A la page 473, nous pouvons lire: «Susini, seul maître à bord du navire activiste (OAS) depuis le départ de Pérez, le 14 juin 1962, souffle le chaud et le froid. Il n’en continue pas moins les négociations avec un représentant du FLN, le docteur Mostefaï. Plus discrètement encore, le futur ministre des Affaires étrangères Mohamed Khemisti aurait joué un rôle capital dans ces tractations qui, le 17 juin, débouchent sur un accord immédiatement annoncé à la radio.»

«Algériens d’origine européenne, au nom de tous vos frères algériens, je vous dis que, si vous le voulez, les portes de l’avenir s’ouvrent à vous comme à nous», déclare le docteur Mostefaï sur les ondes officielles. « Annonce confirmée dans la soirée par le Comité supérieur de l’OAS au cours d’une émission pirate et le 19 juin par Susini en personne qui, évoquant explicitement l’accord que nous avons conclu avec le FLN, rend hommage à Mostefaï et à Farès pour leur ardent patriotisme algérien et leur sens politique tout en appelant les Européens à la vigilance et à la discipline pour que la paix l’emporte.» (1)

Cette lecture d’historiens nous amène à poser certaines questions sans chercher à nous substituer aux analystes, tout cela dans le seul intérêt des jeunes générations concernées par une réconciliation que se doivent de leur assurer les protagonistes de ce conflit de la décolonisation; réconciliation entre deux peuples qui ne se sont jamais haïs comme le jurait notre poète le regretté Bachir Hadj Ali. Le FLN historique et l’Etat français signèrent le 19 mars 1962 les accords d’Evian dont un article prévoit prendre en charge les séquelles de ce conflit meurtrier.

- Doit-on imputer le massacre d’Algériens dans les rues d’Oran à la veille de l’indépendance à l’Etat français et à son armée ?

- Doit-on responsabiliser la France d’aujourd’hui pour les milliers d’assassinats et meurtres au faciès commis par des sympathisants armés de la nébuleuse OAS, souvent d’origine juive, espagnole, maltaise, italienne et allemande... ?

- Doit-on accuser l’ALN, structurée et organisée comme elle l’était à cette époque, d’un génocide à Oran/Petit Lac alors qu’elle y était absente et bien plus loin que les unités françaises qui se trouvaient à seulement quelques centaines de mètres de la boucherie sous le commandement du général Katz... ?

- Peut-on identifier tous les civils, de part et d’autre, aveuglés par la haine et l’instinct de vendetta pour avoir vu tuer sous leurs yeux des membres de leur famille, assister au viol de leurs soeurs et la torture des leurs... ?
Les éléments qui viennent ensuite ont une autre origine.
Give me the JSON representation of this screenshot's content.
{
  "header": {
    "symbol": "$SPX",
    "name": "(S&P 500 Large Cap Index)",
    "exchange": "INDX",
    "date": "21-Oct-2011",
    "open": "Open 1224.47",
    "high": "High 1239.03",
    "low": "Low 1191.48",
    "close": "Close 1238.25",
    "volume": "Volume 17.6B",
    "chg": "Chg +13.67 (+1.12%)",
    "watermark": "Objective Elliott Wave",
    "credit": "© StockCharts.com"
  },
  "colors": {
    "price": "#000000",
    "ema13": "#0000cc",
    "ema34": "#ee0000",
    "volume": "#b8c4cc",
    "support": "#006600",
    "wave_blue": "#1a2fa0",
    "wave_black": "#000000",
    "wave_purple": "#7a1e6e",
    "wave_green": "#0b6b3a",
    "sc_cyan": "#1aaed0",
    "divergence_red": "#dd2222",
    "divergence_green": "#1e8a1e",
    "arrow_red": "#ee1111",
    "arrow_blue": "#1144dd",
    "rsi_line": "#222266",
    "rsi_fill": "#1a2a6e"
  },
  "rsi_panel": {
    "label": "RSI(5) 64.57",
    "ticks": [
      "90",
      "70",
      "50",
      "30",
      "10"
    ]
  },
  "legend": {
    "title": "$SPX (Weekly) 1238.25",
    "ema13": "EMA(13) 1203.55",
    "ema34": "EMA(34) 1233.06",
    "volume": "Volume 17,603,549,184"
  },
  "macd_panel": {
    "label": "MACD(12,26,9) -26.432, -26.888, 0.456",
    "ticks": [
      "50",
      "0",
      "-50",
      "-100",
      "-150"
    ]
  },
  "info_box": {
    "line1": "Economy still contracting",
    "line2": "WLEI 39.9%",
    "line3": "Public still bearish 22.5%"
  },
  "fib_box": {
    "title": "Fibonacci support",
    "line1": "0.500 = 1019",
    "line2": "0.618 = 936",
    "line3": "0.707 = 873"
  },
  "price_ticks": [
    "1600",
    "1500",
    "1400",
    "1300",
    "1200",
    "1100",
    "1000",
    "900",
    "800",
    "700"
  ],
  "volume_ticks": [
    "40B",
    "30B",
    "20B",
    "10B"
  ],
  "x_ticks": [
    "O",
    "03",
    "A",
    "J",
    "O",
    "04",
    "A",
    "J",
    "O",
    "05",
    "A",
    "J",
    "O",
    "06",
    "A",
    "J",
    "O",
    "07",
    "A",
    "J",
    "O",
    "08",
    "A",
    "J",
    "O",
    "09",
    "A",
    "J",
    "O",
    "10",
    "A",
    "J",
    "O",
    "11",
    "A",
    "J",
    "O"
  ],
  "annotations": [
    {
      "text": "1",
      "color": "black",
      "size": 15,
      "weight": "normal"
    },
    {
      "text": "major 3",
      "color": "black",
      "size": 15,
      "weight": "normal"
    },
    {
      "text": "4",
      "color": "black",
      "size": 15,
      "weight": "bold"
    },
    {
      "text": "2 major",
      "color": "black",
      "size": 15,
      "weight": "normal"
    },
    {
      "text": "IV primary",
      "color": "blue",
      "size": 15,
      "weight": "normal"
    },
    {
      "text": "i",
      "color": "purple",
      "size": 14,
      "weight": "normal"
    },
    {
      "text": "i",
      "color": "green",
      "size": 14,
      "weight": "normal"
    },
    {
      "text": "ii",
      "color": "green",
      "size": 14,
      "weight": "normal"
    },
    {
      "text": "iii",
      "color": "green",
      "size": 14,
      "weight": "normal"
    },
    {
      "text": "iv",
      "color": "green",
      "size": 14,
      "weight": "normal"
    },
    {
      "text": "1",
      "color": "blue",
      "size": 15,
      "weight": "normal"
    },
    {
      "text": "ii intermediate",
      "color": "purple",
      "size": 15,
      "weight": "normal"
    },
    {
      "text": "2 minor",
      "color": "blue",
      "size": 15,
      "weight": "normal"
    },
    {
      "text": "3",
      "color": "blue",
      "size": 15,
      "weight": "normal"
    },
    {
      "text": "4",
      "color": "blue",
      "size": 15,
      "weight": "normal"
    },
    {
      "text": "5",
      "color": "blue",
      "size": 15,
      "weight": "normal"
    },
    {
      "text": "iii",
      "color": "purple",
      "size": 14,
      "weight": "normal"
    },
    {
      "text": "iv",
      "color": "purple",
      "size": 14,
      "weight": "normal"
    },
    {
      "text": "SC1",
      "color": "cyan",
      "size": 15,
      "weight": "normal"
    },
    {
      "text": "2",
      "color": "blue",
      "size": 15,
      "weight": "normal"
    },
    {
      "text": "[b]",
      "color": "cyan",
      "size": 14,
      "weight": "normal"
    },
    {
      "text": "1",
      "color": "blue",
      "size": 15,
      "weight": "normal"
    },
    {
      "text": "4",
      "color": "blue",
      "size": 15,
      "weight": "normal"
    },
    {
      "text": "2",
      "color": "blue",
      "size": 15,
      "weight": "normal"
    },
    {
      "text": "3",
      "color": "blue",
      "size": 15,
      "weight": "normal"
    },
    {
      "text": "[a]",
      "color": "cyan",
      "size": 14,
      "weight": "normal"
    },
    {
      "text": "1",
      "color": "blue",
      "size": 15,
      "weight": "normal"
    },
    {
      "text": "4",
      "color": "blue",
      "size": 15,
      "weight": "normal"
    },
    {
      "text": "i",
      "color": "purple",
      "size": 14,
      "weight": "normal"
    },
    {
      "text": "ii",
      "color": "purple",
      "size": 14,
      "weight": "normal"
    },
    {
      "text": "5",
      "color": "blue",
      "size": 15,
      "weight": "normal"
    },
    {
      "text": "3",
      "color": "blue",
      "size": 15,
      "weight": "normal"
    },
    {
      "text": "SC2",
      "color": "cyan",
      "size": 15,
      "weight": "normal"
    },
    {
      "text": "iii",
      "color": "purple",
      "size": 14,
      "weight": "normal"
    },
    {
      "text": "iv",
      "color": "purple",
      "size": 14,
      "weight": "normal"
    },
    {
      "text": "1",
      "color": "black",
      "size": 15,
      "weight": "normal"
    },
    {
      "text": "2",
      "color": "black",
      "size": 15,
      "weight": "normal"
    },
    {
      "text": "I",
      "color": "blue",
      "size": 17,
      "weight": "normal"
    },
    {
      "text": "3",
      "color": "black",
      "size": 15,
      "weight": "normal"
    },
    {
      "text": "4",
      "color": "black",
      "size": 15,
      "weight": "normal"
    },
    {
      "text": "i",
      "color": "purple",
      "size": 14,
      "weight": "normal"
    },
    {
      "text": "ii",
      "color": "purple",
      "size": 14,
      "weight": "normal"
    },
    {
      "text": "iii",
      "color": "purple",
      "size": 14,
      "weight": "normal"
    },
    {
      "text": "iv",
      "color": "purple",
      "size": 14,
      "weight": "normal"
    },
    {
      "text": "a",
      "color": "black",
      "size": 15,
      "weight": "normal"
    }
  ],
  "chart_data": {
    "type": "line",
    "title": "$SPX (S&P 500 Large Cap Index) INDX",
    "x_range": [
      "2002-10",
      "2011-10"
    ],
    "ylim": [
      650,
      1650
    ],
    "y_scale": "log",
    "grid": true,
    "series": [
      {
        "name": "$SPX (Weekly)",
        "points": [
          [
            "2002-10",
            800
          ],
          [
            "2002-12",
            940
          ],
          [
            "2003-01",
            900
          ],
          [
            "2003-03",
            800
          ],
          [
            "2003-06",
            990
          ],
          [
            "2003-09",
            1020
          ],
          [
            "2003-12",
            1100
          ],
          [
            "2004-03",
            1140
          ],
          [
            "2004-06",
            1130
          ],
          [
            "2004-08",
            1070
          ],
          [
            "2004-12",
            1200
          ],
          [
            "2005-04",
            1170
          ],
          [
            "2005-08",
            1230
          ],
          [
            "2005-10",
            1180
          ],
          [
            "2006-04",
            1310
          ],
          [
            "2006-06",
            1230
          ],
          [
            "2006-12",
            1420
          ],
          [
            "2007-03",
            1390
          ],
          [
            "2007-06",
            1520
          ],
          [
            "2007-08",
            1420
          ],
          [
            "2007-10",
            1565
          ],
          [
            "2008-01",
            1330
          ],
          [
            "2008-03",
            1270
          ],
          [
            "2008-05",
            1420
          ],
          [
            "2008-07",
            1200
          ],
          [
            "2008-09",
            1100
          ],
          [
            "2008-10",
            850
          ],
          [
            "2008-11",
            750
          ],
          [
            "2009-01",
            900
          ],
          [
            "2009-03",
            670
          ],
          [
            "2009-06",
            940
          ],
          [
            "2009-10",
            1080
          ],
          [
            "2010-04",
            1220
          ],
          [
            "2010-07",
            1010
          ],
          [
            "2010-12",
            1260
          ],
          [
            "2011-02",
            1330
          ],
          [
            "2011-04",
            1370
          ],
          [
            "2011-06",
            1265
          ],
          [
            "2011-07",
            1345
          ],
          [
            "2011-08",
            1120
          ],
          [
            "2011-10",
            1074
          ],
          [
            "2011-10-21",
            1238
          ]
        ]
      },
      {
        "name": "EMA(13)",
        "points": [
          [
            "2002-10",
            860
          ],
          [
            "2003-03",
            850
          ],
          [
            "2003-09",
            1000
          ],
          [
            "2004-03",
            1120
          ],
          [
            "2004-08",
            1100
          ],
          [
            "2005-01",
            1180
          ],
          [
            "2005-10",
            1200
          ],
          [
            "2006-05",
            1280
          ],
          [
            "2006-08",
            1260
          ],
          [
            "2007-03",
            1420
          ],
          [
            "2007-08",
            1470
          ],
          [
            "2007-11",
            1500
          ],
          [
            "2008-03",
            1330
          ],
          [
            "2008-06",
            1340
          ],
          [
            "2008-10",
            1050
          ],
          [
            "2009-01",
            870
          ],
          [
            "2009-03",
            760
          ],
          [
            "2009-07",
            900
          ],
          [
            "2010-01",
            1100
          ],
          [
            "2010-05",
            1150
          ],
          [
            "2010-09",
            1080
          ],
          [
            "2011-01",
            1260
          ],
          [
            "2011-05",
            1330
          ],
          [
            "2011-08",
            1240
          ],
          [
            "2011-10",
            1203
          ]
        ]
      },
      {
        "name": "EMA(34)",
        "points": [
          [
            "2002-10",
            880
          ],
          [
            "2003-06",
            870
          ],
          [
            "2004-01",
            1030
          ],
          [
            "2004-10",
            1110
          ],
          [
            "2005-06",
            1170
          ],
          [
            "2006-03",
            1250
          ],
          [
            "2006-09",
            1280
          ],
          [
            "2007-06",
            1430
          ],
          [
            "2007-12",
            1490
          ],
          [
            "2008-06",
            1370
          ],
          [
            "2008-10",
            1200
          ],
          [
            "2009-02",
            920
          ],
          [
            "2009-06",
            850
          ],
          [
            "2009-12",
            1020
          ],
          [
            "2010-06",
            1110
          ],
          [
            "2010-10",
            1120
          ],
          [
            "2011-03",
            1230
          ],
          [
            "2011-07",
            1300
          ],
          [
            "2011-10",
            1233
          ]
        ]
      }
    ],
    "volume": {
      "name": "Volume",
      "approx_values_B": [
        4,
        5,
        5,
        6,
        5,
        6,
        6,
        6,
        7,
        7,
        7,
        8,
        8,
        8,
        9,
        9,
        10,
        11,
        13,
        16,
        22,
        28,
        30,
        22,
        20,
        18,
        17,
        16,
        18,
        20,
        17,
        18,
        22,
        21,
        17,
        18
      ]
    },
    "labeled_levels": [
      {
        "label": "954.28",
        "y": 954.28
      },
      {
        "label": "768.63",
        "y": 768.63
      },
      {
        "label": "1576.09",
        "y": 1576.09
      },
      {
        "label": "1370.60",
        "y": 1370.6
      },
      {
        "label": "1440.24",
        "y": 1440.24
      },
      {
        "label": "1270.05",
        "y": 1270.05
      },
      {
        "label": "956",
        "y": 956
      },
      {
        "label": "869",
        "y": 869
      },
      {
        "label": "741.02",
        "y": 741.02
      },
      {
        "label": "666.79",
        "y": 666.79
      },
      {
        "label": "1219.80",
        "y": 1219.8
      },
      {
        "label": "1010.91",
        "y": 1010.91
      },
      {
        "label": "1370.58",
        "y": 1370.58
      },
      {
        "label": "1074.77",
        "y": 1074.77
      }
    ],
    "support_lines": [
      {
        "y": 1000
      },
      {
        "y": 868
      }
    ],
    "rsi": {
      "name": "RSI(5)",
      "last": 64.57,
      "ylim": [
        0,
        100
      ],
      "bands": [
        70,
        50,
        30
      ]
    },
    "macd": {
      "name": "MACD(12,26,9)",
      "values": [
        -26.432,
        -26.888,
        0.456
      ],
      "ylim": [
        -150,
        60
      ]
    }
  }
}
- Doit-on omettre de signaler que des centaines de Français - certains catalogués comme disparus - sont restés chez eux en Algérie sans jamais être inquiétés, la plupart en âge avancé, sous la protection de leurs voisins algériens qui les assistèrent jusqu’à leur mort, ayant rompu toute relation avec la France ou l’Espagne républicaine ? D’autres terminèrent leur aventure en asile psychiatrique... algérien.
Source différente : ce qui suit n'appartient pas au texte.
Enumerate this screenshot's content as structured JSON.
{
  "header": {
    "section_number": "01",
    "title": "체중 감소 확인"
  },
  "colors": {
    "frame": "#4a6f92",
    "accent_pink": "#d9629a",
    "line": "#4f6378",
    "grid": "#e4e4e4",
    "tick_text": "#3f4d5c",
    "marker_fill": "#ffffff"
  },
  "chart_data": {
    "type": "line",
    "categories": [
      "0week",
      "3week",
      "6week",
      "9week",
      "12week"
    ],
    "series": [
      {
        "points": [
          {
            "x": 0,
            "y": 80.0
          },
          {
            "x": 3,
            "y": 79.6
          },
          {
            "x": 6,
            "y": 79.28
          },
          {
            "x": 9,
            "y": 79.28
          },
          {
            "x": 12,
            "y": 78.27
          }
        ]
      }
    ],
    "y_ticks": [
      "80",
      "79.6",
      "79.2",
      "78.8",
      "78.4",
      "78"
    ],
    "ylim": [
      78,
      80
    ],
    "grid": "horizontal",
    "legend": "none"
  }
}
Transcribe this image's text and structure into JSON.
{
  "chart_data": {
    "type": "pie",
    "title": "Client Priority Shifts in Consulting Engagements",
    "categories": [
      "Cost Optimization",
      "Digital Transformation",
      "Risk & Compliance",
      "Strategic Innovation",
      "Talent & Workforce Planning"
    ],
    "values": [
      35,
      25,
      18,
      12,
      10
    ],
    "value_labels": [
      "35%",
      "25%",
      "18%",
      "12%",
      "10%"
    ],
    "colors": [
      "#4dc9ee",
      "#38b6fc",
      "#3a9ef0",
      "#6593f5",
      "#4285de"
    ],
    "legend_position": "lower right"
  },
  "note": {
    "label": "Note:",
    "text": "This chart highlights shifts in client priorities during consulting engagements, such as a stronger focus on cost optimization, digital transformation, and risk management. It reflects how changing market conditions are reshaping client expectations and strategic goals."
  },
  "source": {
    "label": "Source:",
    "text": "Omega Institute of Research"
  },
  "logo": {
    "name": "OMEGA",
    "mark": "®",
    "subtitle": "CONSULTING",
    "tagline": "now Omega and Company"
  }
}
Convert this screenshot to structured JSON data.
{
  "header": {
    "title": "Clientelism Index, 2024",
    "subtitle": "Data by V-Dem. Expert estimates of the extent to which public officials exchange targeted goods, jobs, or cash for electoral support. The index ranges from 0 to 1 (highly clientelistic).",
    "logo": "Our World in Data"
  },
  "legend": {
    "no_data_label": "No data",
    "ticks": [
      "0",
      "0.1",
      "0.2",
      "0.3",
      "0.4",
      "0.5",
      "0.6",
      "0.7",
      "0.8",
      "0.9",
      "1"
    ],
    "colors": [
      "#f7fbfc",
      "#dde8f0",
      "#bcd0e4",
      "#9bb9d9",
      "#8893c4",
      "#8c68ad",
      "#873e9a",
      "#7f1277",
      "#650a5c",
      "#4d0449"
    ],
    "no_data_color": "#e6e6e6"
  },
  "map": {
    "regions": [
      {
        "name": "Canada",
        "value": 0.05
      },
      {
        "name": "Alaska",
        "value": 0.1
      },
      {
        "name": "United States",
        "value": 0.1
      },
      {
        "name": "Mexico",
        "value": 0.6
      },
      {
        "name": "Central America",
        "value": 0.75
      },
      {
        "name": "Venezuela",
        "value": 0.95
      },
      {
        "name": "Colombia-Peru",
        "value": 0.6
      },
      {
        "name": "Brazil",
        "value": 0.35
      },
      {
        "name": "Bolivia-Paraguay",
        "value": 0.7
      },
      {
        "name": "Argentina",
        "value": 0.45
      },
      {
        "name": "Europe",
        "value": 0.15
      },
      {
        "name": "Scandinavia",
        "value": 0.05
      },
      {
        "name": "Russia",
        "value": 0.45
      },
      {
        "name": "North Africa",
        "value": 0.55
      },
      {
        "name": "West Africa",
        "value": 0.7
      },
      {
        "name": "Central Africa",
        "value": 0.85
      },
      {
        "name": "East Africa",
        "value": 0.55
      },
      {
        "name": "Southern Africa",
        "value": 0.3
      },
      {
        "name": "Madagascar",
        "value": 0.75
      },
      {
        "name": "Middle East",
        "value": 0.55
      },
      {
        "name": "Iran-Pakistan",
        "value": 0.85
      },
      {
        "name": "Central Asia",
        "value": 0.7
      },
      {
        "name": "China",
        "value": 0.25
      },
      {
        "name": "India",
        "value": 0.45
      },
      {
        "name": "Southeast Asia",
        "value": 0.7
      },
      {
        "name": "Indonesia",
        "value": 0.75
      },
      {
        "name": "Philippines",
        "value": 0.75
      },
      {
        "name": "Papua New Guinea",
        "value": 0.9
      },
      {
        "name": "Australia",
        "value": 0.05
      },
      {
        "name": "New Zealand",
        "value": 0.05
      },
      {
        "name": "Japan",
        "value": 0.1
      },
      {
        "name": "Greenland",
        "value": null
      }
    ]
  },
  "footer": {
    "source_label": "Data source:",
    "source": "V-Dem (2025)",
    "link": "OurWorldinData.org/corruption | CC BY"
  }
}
La guerre reste une pathologie du genre humain même si Gandhi apôtre de la non-violence déclarait «avoir le courage de mourir tué que d’exercer une violence sur quiconque ! Mais qui n’a pas ce courage doit se défendre et mourir tué car la lâcheté est une violence morale ! »

En espérant que cette modeste contribution puisse décrisper l’atmosphère de ressentiment qui existe encore chez les acteurs de cette confrontation et renforcer le réseau associatif algéro-français «Nouvelles Générations» dans les échanges culturels (tourisme, jeunesse et sports, éducation, santé et solidarité). 

1 - Source : Troisième partie : Rémi Kauffer : «La guerre franco-française d’Algérie», page 451.